Une modification encore plus nette a été faite par une loi du 3 août 2018 spécifiquement pour le crime de viol sur mineur. La prescription s’élève à trente ans (au lieu de vingt sous la loi de 2004), et comme c’est le cas depuis 1989 ce délai ne commence à courir qu’à compter de la majorité de la victime (et pas à compter de la date du crime). Donc, si un mineur subit un viol (quel que soit son âge), ce dernier peut agir jusqu’à ses quarante huit ans. 

A ce sujet, la journaliste Anne Chemin explique que : “cette refonte du calendrier de l’oubli a permis au législateur de définir une nouvelle échelle de gravité du crime : en allongeant la prescription de la délinquance sexuelle, il a placé ces infractions au sommet de la hiérarchie du mal”.

Il apparaît bien souvent difficile pour les enfants victimes de dénoncer de tels actes commis le plus souvent au sein de la famille, cercle le plus intime, le silence et l’omerta étant bien souvent de mise pendant de longues années. La possibilité d’agir en justice, certes étendue d’année en année, n’est pas infinie. 

Un allongement du délai de prescription ne s’appliquant pas à tous les viols commis avant 2018

L’allongement du délai de prescription par la loi de 2018 ne s’applique cependant qu’aux viols commis sur une victime mineure après le 6 août 2018 (date d’entrée en vigueur de la loi) et à ceux qui n’étaient pas encore prescrits avant cette date. Cela signifie que cette loi s’applique à deux hypothèses : 1/ les viols commis après le 6 août 2018 ; 2/ les viols commis avant cette date, mais dont le délai de prescription de vingt ans (loi de 2004) n’est pas encore écoulé.
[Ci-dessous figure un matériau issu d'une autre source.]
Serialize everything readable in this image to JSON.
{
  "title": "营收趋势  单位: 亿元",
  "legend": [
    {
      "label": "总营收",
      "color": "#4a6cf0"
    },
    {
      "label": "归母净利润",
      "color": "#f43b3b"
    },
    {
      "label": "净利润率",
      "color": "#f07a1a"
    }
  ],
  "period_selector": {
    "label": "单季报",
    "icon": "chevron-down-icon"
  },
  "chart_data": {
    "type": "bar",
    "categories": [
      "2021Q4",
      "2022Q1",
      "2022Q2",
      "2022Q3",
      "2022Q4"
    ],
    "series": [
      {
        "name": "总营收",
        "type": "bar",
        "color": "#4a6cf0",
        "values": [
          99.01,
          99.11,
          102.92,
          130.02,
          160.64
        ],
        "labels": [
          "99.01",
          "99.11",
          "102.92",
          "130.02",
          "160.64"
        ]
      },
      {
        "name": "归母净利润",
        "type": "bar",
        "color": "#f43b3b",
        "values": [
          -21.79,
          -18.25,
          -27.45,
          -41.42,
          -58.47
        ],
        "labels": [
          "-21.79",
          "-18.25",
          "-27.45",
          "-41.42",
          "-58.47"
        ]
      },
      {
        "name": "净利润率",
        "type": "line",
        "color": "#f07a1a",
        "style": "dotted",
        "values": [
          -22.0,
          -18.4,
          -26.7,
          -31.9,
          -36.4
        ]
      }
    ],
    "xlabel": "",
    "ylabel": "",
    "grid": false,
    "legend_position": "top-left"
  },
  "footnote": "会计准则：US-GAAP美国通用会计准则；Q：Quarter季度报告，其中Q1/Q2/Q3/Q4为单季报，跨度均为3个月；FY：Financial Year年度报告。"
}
En résumé, même si le législateur a voulu protéger les mineurs en leur offrant des délais de prescription spéciaux, plus longs, toutes les victimes ne peuvent pas en bénéficier. Si leur affaire est trop ancienne ou le délai de prescription de vingt définitivement dépassé, le nouveau  délai de prescription allongé ne s’applique pas.
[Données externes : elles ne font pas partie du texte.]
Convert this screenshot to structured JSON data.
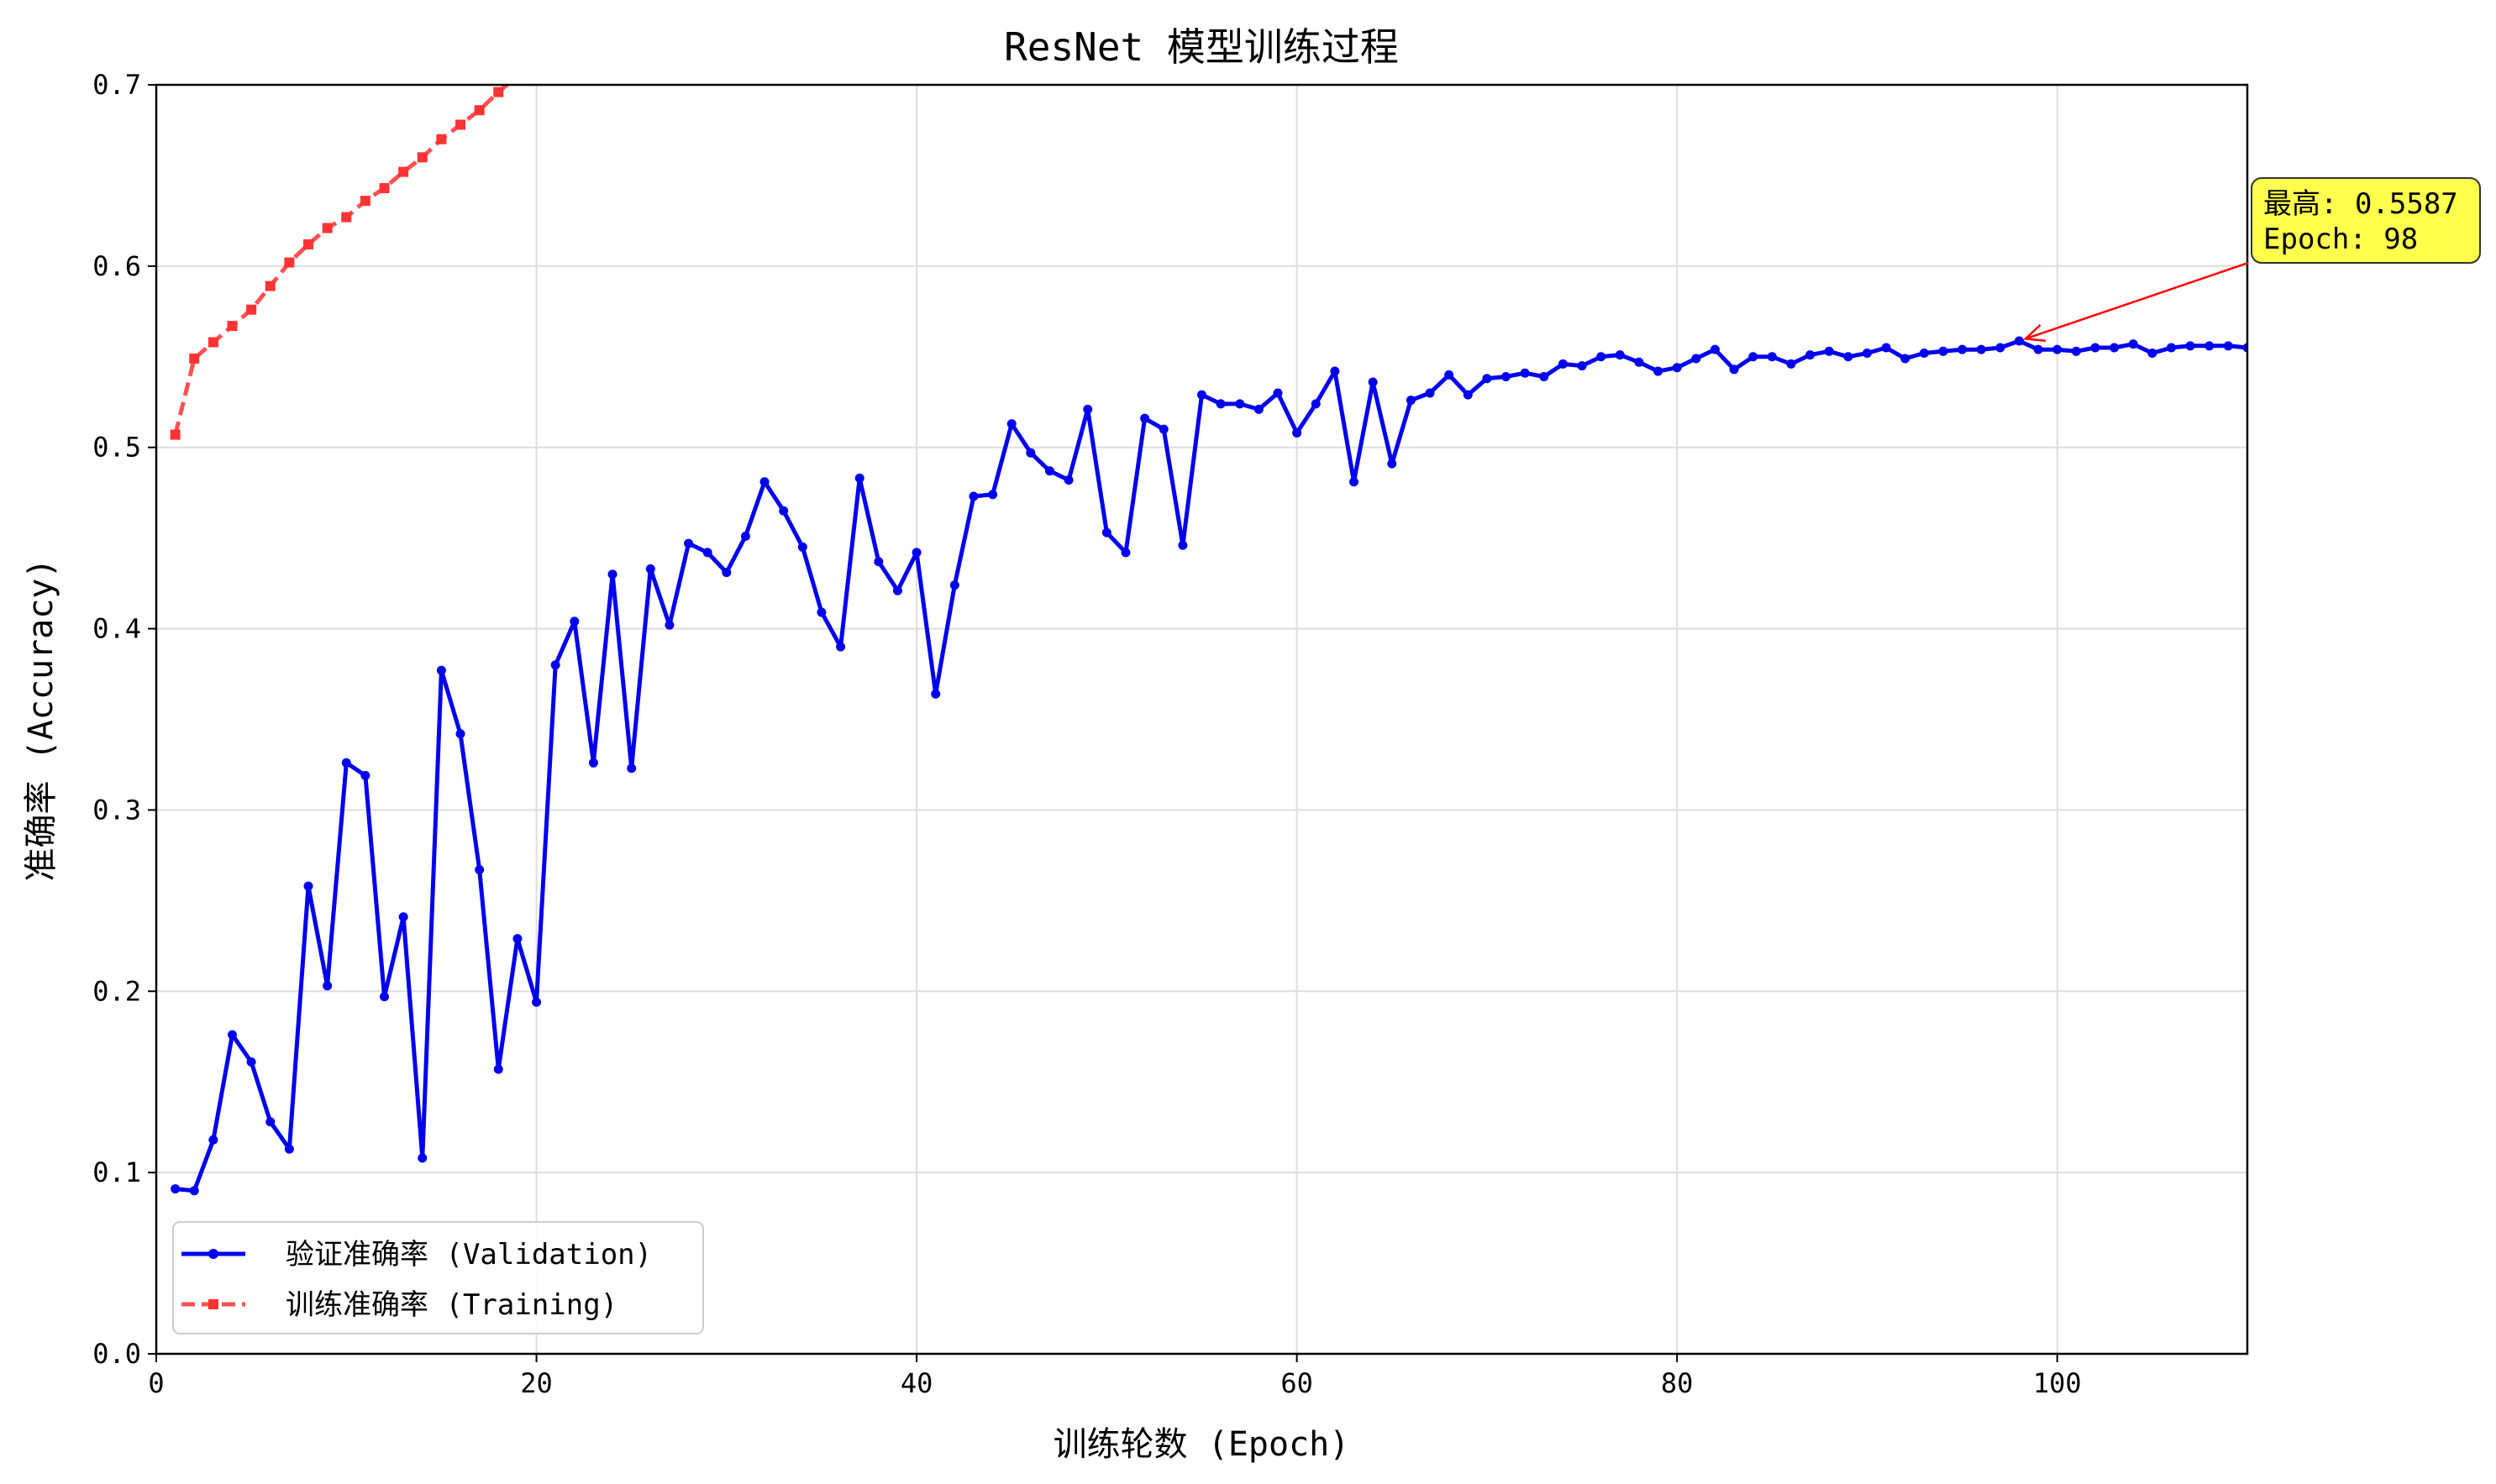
{
  "chart_data": {
    "type": "line",
    "title": "ResNet 模型训练过程",
    "xlabel": "训练轮数 (Epoch)",
    "ylabel": "准确率 (Accuracy)",
    "xlim": [
      0,
      110
    ],
    "ylim": [
      0.0,
      0.7
    ],
    "xticks": [
      0,
      20,
      40,
      60,
      80,
      100
    ],
    "yticks": [
      0.0,
      0.1,
      0.2,
      0.3,
      0.4,
      0.5,
      0.6,
      0.7
    ],
    "grid": true,
    "legend_position": "bottom-left",
    "series": [
      {
        "name": "验证准确率 (Validation)",
        "color": "#0000ee",
        "style": "solid",
        "marker": "circle",
        "x": [
          1,
          2,
          3,
          4,
          5,
          6,
          7,
          8,
          9,
          10,
          11,
          12,
          13,
          14,
          15,
          16,
          17,
          18,
          19,
          20,
          21,
          22,
          23,
          24,
          25,
          26,
          27,
          28,
          29,
          30,
          31,
          32,
          33,
          34,
          35,
          36,
          37,
          38,
          39,
          40,
          41,
          42,
          43,
          44,
          45,
          46,
          47,
          48,
          49,
          50,
          51,
          52,
          53,
          54,
          55,
          56,
          57,
          58,
          59,
          60,
          61,
          62,
          63,
          64,
          65,
          66,
          67,
          68,
          69,
          70,
          71,
          72,
          73,
          74,
          75,
          76,
          77,
          78,
          79,
          80,
          81,
          82,
          83,
          84,
          85,
          86,
          87,
          88,
          89,
          90,
          91,
          92,
          93,
          94,
          95,
          96,
          97,
          98,
          99,
          100,
          101,
          102,
          103,
          104,
          105,
          106,
          107,
          108,
          109,
          110
        ],
        "values": [
          0.091,
          0.09,
          0.118,
          0.176,
          0.161,
          0.128,
          0.113,
          0.258,
          0.203,
          0.326,
          0.319,
          0.197,
          0.241,
          0.108,
          0.377,
          0.342,
          0.267,
          0.157,
          0.229,
          0.194,
          0.38,
          0.404,
          0.326,
          0.43,
          0.323,
          0.433,
          0.402,
          0.447,
          0.442,
          0.431,
          0.451,
          0.481,
          0.465,
          0.445,
          0.409,
          0.39,
          0.483,
          0.437,
          0.421,
          0.442,
          0.364,
          0.424,
          0.473,
          0.474,
          0.513,
          0.497,
          0.487,
          0.482,
          0.521,
          0.453,
          0.442,
          0.516,
          0.51,
          0.446,
          0.529,
          0.524,
          0.524,
          0.521,
          0.53,
          0.508,
          0.524,
          0.542,
          0.481,
          0.536,
          0.491,
          0.526,
          0.53,
          0.54,
          0.529,
          0.538,
          0.539,
          0.541,
          0.539,
          0.546,
          0.545,
          0.55,
          0.551,
          0.547,
          0.542,
          0.544,
          0.549,
          0.554,
          0.543,
          0.55,
          0.55,
          0.546,
          0.551,
          0.553,
          0.55,
          0.552,
          0.555,
          0.549,
          0.552,
          0.553,
          0.554,
          0.554,
          0.555,
          0.5587,
          0.554,
          0.554,
          0.553,
          0.555,
          0.555,
          0.557,
          0.552,
          0.555,
          0.556,
          0.556,
          0.556,
          0.555
        ]
      },
      {
        "name": "训练准确率 (Training)",
        "color": "#ff3333",
        "style": "dashed",
        "marker": "square",
        "x": [
          1,
          2,
          3,
          4,
          5,
          6,
          7,
          8,
          9,
          10,
          11,
          12,
          13,
          14,
          15,
          16,
          17,
          18,
          19
        ],
        "values": [
          0.507,
          0.549,
          0.558,
          0.567,
          0.576,
          0.589,
          0.602,
          0.612,
          0.621,
          0.627,
          0.636,
          0.643,
          0.652,
          0.66,
          0.67,
          0.678,
          0.686,
          0.696,
          0.705
        ]
      }
    ],
    "annotation": {
      "line1": "最高: 0.5587",
      "line2": "Epoch: 98",
      "point_x": 98,
      "point_y": 0.5587,
      "box_color": "#ffff4d",
      "arrow_color": "#ff0000"
    }
  }
}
L’exemple de la prescription des faits qu’Alain Duhamel aurait commis selon les accusations de Camille Kouchner 

Pour comprendre ce système de prescription complexe et changeant, prenons un exemple.

Camille Kouchner accuse le politologue Olivier Duhamel d’avoir agressé sexuellement son frère jumeau alors qu’il était âgé d’environ treize ans, à la fin des années 1980. Le 5 janvier 2021, le parquet de Paris a donc ouvert une enquête des chefs de viols et agressions sexuelles par personne ayant autorité sur mineur de quinze ans, suite aux accusations faites par Camille Kouchner. Autre élément d’après le procureur de Paris, Rémi Heitz : “une précédente procédure portant sur les faits ainsi dévoilés, qui n’avait pas donné lieu à dépôt de plainte de la victime, ni à audition du mis en cause, a été classée sans suite en 2011 par le parquet de Paris”.
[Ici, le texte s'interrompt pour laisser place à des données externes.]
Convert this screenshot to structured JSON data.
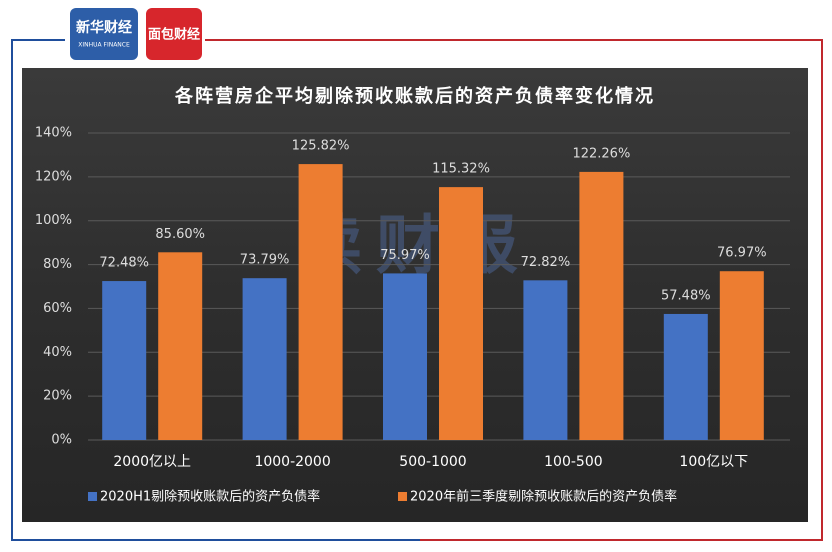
{
  "logos": {
    "left": "新华财经",
    "left_sub": "XINHUA FINANCE",
    "right": "面包财经"
  },
  "watermark": "读财报",
  "chart_data": {
    "type": "bar",
    "title": "各阵营房企平均剔除预收账款后的资产负债率变化情况",
    "categories": [
      "2000亿以上",
      "1000-2000",
      "500-1000",
      "100-500",
      "100亿以下"
    ],
    "series": [
      {
        "name": "2020H1剔除预收账款后的资产负债率",
        "color": "#4472c4",
        "values": [
          72.48,
          73.79,
          75.97,
          72.82,
          57.48
        ],
        "value_labels": [
          "72.48%",
          "73.79%",
          "75.97%",
          "72.82%",
          "57.48%"
        ]
      },
      {
        "name": "2020年前三季度剔除预收账款后的资产负债率",
        "color": "#ed7d31",
        "values": [
          85.6,
          125.82,
          115.32,
          122.26,
          76.97
        ],
        "value_labels": [
          "85.60%",
          "125.82%",
          "115.32%",
          "122.26%",
          "76.97%"
        ]
      }
    ],
    "ylim": [
      0,
      140
    ],
    "yticks": [
      {
        "value": 0,
        "label": "0%"
      },
      {
        "value": 20,
        "label": "20%"
      },
      {
        "value": 40,
        "label": "40%"
      },
      {
        "value": 60,
        "label": "60%"
      },
      {
        "value": 80,
        "label": "80%"
      },
      {
        "value": 100,
        "label": "100%"
      },
      {
        "value": 120,
        "label": "120%"
      },
      {
        "value": 140,
        "label": "140%"
      }
    ],
    "grid": true,
    "legend": "bottom"
  }
}
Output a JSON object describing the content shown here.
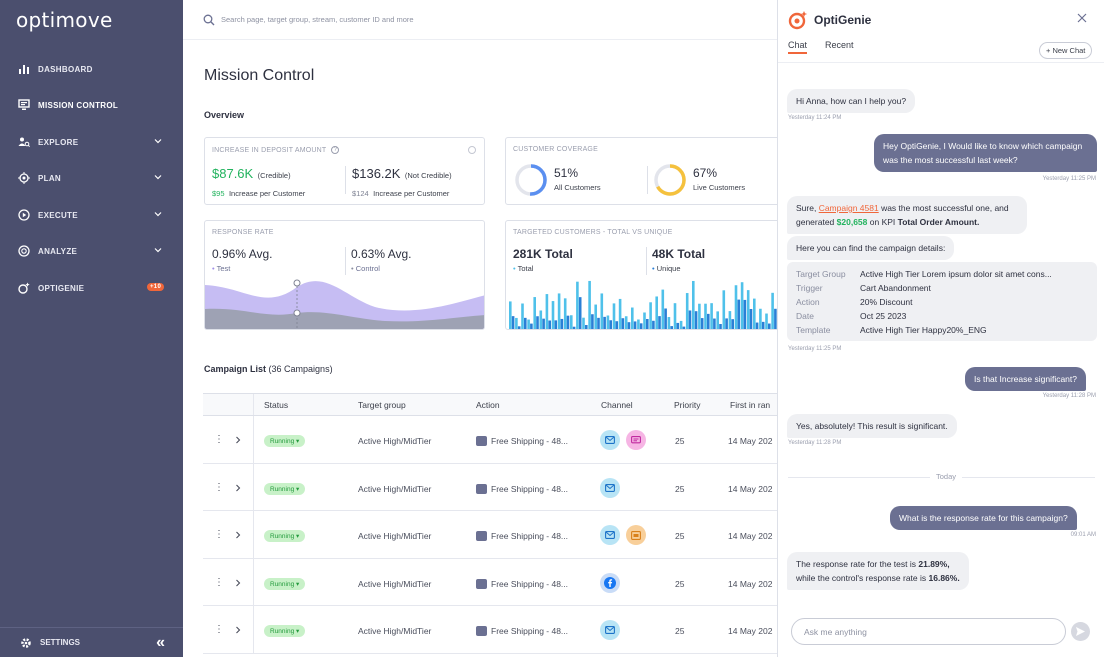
{
  "sidebar": {
    "logo": "optimove",
    "items": [
      {
        "label": "DASHBOARD",
        "icon": "bar-chart-icon"
      },
      {
        "label": "MISSION CONTROL",
        "icon": "monitor-icon"
      },
      {
        "label": "EXPLORE",
        "icon": "explore-icon"
      },
      {
        "label": "PLAN",
        "icon": "target-icon"
      },
      {
        "label": "EXECUTE",
        "icon": "play-icon"
      },
      {
        "label": "ANALYZE",
        "icon": "analyze-icon"
      },
      {
        "label": "OPTIGENIE",
        "icon": "genie-icon",
        "badge": "+10"
      }
    ],
    "settings": "SETTINGS",
    "collapse": "«"
  },
  "search": {
    "placeholder": "Search page, target group, stream, customer ID and more"
  },
  "main": {
    "title": "Mission Control",
    "overview": "Overview",
    "deposit": {
      "title": "INCREASE IN DEPOSIT AMOUNT",
      "credible_value": "$87.6K",
      "credible_label": "(Credible)",
      "credible_sub_value": "$95",
      "credible_sub_label": "Increase per Customer",
      "notcred_value": "$136.2K",
      "notcred_label": "(Not Credible)",
      "notcred_sub_value": "$124",
      "notcred_sub_label": "Increase per Customer"
    },
    "coverage": {
      "title": "CUSTOMER COVERAGE",
      "all_value": "51%",
      "all_label": "All Customers",
      "all_fraction": 0.51,
      "live_value": "67%",
      "live_label": "Live Customers",
      "live_fraction": 0.67
    },
    "response": {
      "title": "RESPONSE RATE",
      "test_value": "0.96% Avg.",
      "test_label": "Test",
      "control_value": "0.63% Avg.",
      "control_label": "Control"
    },
    "targeted": {
      "title": "TARGETED CUSTOMERS - TOTAL VS UNIQUE",
      "total_value": "281K Total",
      "total_label": "Total",
      "unique_value": "48K Total",
      "unique_label": "Unique"
    },
    "campaign_list": {
      "title": "Campaign List",
      "count": "(36 Campaigns)"
    },
    "table": {
      "headers": [
        "Status",
        "Target group",
        "Action",
        "Channel",
        "Priority",
        "First in ran"
      ],
      "rows": [
        {
          "status": "Running",
          "target": "Active High/MidTier",
          "action": "Free Shipping - 48...",
          "channels": [
            "email",
            "sms"
          ],
          "priority": "25",
          "first": "14 May 202"
        },
        {
          "status": "Running",
          "target": "Active High/MidTier",
          "action": "Free Shipping - 48...",
          "channels": [
            "email"
          ],
          "priority": "25",
          "first": "14 May 202"
        },
        {
          "status": "Running",
          "target": "Active High/MidTier",
          "action": "Free Shipping - 48...",
          "channels": [
            "email",
            "web"
          ],
          "priority": "25",
          "first": "14 May 202"
        },
        {
          "status": "Running",
          "target": "Active High/MidTier",
          "action": "Free Shipping - 48...",
          "channels": [
            "facebook"
          ],
          "priority": "25",
          "first": "14 May 202"
        },
        {
          "status": "Running",
          "target": "Active High/MidTier",
          "action": "Free Shipping - 48...",
          "channels": [
            "email"
          ],
          "priority": "25",
          "first": "14 May 202"
        }
      ]
    }
  },
  "chat": {
    "title": "OptiGenie",
    "tab_chat": "Chat",
    "tab_recent": "Recent",
    "new_chat": "+ New Chat",
    "messages": {
      "m1": "Hi Anna, how can I help you?",
      "m1_time": "Yesterday 11:24 PM",
      "m2": "Hey OptiGenie, I  Would like to know which campaign was the most successful last week?",
      "m2_time": "Yesterday 11:25 PM",
      "m3_a": "Sure, ",
      "m3_link": "Campaign 4581",
      "m3_b": " was the most successful one, and generated ",
      "m3_amount": "$20,658",
      "m3_c": " on KPI ",
      "m3_kpi": "Total Order Amount.",
      "m3_details_intro": "Here you can find the campaign details:",
      "m3_time": "Yesterday 11:25 PM",
      "m4": "Is that Increase significant?",
      "m4_time": "Yesterday 11:28 PM",
      "m5": "Yes, absolutely! This result is significant.",
      "m5_time": "Yesterday 11:28 PM",
      "today": "Today",
      "m6": "What is the response rate for this campaign?",
      "m6_time": "09:01 AM",
      "m7_a": "The response rate for the test is ",
      "m7_test": "21.89%,",
      "m7_b": "while the control's response rate is ",
      "m7_control": "16.86%."
    },
    "details": [
      {
        "k": "Target Group",
        "v": "Active High Tier Lorem ipsum dolor sit amet cons..."
      },
      {
        "k": "Trigger",
        "v": "Cart Abandonment"
      },
      {
        "k": "Action",
        "v": "20% Discount"
      },
      {
        "k": "Date",
        "v": "Oct 25 2023"
      },
      {
        "k": "Template",
        "v": "Active High Tier Happy20%_ENG"
      }
    ],
    "input_placeholder": "Ask me anything"
  }
}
Ainsi, supposons que les faits ont été commis en 1988. A cette époque, le viol commis sur un mineur était prescrit par dix ans à compter du jour de la commission des faits. Donc, les faits ont été prescrits en 1998, et aucun texte ne permet le déclenchement de poursuites judiciaires.

Si l’on admet maintenant que les faits que dénoncent Camille Kouchner aient été commis après le 14 juillet 1989, (première loi allongeant la prescription), alors la prescription s’étend jusqu’à dix ans à compter de la majorité de son frère jumeau. “Victor” Kouchner (prénom d’emprunt) ayant atteint la majorité en 1993, soit il y a plus de vingt ans (loi de 2004), les faits se sont prescrits en 2003. Plus moyen non plus d’y revenir, la loi de 2018 ne s’appliquant pas.